Too diverse? Google’s Veterans Day doodle triggers debate

Too diverse? Google’s Veterans Day doodle triggers debate

Internet users were either elated or troubled by Google’s Veterans Day “doodle” – and for the same reason. People of color outnumbered whites in the image, but critics said the celebration of diversity was misplaced.

On holidays, anniversaries, or special occasions, Google likes to spruce up its home page with images it calls “doodles.” They are supposed to be little niceties for an otherwise predictable website, but inevitably someone is offended and the doodles become something bigger than their original purpose.

This Veterans Day, the Google doodle was too diverse for some.

A blogger at Unz.com wrote:

“Is the man in the second row waving to say, ‘Hey, there are white guys in the military, too’? Or is he saying, ‘I’m actually Filipino; it’s the pale faceless folks in the third row who are the white men who do most of the fighting and dying’?”

Others saw it as not diverse enough:

Others let the diversity issue slide, wondering what was up with the man in the middle.

Those outraged by too much diversity in the Veterans Day doodle point to the fact that most veterans are white. True enough, a 2013 study by the National Center for Veterans Analysis and Statistics (NCVAS) found that 66.3 percent of veterans since 9/11 were white. In 2011, NCVAS predicted minority veterans would surpass one-third of the total veteran population by 2040, though the prediction also said veterans as a whole would become a smaller group.

Last year, the criticism directed at Google was quite the opposite. A report by the gender justice activist group SPARK Movement accused Google that its doodles weren’t diverse enough. From 2010 to 2013, the report found, doodles with people showed women only 17 percent of the time. Women of color were represented even less, coming in at just 4 percent of all doodles.

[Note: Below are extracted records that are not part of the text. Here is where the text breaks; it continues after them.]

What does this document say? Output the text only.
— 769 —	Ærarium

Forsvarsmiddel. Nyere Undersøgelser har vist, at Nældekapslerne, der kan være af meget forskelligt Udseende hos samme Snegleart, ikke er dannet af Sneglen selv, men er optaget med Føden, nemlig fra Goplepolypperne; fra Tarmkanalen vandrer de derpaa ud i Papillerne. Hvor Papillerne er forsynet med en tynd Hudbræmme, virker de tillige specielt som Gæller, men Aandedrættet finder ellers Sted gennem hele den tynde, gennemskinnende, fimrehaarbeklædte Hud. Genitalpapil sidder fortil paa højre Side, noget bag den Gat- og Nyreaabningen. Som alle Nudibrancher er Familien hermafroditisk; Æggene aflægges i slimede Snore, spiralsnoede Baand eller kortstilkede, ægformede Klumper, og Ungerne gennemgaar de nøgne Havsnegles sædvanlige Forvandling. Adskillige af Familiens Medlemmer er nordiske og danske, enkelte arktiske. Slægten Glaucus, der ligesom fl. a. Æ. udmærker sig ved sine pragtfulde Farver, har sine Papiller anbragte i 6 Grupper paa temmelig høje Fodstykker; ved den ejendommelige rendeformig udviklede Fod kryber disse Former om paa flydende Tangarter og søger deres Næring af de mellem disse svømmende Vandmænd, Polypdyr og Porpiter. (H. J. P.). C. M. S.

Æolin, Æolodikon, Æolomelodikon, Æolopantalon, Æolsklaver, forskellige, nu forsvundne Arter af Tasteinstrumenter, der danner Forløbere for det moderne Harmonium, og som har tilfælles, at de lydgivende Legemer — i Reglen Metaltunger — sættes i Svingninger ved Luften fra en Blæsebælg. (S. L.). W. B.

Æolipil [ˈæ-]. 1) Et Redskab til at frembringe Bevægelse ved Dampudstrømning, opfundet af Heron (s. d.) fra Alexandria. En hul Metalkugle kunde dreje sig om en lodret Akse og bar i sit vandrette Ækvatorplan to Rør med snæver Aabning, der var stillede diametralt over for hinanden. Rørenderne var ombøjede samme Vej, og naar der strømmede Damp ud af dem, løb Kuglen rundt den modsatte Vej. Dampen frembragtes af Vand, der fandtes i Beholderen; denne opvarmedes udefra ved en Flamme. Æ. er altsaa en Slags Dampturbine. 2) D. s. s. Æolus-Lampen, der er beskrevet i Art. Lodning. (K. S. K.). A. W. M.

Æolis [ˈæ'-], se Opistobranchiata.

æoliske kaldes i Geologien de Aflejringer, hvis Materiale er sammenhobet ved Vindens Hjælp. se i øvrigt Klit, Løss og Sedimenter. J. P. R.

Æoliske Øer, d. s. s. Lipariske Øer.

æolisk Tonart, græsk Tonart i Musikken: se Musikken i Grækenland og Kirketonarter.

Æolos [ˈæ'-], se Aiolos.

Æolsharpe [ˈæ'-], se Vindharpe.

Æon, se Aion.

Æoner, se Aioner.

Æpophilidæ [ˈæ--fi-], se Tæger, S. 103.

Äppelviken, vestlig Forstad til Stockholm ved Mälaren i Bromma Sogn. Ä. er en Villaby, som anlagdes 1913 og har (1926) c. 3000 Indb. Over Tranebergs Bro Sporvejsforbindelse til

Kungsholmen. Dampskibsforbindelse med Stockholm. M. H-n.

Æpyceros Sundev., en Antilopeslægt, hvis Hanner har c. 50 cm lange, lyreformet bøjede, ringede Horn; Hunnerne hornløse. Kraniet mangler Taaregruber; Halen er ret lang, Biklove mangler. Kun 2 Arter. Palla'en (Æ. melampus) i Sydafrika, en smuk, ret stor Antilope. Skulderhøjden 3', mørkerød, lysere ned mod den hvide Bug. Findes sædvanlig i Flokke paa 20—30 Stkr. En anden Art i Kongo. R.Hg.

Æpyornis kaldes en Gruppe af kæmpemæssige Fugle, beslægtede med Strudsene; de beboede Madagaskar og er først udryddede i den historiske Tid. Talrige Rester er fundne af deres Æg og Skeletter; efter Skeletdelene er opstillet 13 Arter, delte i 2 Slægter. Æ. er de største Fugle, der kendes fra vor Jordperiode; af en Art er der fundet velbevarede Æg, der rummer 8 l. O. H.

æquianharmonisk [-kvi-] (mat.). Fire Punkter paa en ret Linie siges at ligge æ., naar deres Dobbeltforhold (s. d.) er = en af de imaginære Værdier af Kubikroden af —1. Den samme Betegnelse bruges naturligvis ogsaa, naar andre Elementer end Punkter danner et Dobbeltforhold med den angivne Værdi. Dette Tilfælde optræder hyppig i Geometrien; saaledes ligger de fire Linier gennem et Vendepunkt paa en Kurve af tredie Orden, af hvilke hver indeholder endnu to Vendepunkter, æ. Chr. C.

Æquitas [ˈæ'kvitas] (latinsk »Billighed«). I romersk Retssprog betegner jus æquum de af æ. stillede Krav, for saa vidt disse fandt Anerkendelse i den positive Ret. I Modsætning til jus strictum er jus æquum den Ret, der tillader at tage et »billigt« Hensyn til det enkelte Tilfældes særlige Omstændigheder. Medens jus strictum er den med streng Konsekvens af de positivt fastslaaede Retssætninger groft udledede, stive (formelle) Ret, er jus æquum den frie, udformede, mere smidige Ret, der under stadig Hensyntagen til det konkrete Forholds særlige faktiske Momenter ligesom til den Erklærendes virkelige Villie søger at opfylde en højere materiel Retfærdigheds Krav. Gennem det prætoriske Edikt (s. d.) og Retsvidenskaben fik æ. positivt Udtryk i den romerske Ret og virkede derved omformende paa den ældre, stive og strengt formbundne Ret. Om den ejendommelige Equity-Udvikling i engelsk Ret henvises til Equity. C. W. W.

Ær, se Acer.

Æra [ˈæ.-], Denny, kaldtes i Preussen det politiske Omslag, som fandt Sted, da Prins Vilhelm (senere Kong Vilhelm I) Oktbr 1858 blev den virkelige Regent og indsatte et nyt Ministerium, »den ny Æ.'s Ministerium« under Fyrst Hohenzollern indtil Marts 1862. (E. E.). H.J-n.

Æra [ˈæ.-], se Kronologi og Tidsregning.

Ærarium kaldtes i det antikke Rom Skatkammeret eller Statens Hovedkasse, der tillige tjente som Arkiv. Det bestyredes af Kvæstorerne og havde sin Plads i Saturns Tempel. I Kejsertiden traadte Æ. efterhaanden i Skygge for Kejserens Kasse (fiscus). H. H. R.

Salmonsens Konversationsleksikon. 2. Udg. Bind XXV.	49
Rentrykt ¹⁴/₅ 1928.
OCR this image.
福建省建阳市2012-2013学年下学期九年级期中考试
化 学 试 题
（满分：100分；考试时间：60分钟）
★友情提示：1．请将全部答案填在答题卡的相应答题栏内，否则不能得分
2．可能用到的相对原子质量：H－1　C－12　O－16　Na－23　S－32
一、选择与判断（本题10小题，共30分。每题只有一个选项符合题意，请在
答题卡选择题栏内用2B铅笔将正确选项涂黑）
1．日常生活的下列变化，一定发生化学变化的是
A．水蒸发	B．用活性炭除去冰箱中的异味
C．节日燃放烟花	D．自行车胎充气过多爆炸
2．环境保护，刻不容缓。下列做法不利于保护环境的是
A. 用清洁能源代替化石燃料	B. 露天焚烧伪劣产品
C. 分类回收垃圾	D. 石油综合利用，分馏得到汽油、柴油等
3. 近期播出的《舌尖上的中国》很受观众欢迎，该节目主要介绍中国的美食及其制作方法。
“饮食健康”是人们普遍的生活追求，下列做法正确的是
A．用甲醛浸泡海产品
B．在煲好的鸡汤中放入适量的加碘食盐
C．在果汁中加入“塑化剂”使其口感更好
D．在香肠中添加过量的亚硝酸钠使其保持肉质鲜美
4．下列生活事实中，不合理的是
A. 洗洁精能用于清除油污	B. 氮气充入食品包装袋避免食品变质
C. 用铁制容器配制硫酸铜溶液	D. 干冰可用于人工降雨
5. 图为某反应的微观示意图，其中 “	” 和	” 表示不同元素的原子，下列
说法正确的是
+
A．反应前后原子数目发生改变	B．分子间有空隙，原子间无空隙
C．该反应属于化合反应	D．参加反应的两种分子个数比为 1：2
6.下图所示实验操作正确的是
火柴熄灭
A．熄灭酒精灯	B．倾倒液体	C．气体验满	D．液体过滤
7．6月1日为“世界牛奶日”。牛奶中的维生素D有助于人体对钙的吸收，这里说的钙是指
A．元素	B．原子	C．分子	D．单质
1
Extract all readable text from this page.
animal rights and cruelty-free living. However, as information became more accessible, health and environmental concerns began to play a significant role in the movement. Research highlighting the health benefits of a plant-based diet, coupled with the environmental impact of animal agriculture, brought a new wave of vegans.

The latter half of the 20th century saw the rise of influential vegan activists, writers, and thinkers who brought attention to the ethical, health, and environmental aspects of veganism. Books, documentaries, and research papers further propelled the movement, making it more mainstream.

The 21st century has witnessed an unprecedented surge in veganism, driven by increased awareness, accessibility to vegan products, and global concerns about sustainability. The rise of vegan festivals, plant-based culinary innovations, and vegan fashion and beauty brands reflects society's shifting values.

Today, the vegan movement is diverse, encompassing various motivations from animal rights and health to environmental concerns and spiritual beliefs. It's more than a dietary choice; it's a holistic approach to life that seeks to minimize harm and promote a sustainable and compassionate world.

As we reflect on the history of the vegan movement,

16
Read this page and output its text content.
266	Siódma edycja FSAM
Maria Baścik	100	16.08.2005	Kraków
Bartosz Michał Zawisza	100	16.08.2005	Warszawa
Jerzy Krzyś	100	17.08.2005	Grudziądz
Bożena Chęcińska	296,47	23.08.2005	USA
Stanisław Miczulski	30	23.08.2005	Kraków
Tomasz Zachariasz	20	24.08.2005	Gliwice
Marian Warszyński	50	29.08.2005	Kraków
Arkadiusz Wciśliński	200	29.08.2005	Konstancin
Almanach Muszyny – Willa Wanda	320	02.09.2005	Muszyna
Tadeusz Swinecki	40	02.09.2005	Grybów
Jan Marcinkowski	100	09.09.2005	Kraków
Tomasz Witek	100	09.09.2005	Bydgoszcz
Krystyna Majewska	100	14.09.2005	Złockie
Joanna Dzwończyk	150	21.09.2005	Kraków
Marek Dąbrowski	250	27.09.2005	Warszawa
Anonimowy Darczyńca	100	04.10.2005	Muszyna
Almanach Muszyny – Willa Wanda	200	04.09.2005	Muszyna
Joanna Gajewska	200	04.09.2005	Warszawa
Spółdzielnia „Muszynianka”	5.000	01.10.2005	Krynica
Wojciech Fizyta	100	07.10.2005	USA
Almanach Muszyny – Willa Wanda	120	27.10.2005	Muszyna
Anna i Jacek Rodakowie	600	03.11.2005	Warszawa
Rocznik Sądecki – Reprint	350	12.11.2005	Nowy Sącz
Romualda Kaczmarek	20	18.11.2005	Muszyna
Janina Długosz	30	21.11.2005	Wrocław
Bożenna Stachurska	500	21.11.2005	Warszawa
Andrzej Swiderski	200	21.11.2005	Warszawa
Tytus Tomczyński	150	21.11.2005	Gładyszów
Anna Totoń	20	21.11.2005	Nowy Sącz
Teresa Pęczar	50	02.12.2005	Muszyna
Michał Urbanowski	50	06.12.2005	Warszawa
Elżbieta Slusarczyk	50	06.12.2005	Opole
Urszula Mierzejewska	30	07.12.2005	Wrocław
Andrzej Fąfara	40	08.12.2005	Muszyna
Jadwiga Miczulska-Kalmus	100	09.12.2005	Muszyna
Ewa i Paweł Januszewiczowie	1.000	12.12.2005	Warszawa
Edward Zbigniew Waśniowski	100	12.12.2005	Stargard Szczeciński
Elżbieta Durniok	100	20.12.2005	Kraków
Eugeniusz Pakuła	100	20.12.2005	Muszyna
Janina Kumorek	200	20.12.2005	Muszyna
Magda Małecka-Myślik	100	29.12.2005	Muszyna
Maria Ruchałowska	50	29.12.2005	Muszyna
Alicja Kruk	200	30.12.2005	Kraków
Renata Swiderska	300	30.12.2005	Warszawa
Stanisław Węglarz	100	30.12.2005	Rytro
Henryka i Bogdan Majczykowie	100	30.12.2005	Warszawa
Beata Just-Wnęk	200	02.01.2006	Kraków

Doodles on Google have marked every Veterans Day since 2007. The first two years featured military headwear sitting atop the logo’s letters. In 2009, a standing veteran was shown from the torso down, trading salutes with a little girl. 2010 and 2011 featured no images of people, with Google opting for an American flag blowing in the wind and basking in the sun, and then a tree with a yellow ribbon tied around it.

No veterans appeared in 2012, either, just a boy playing trumpet beneath an American flag on a daisy-covered hill. Elderly veterans on a parade float starred in the 2013 doodle, and 2014 featured more youthful veterans: a woman out front, flanked by three men and another woman. For those keeping score, two of the three men were dark-skinned and standing behind the white one.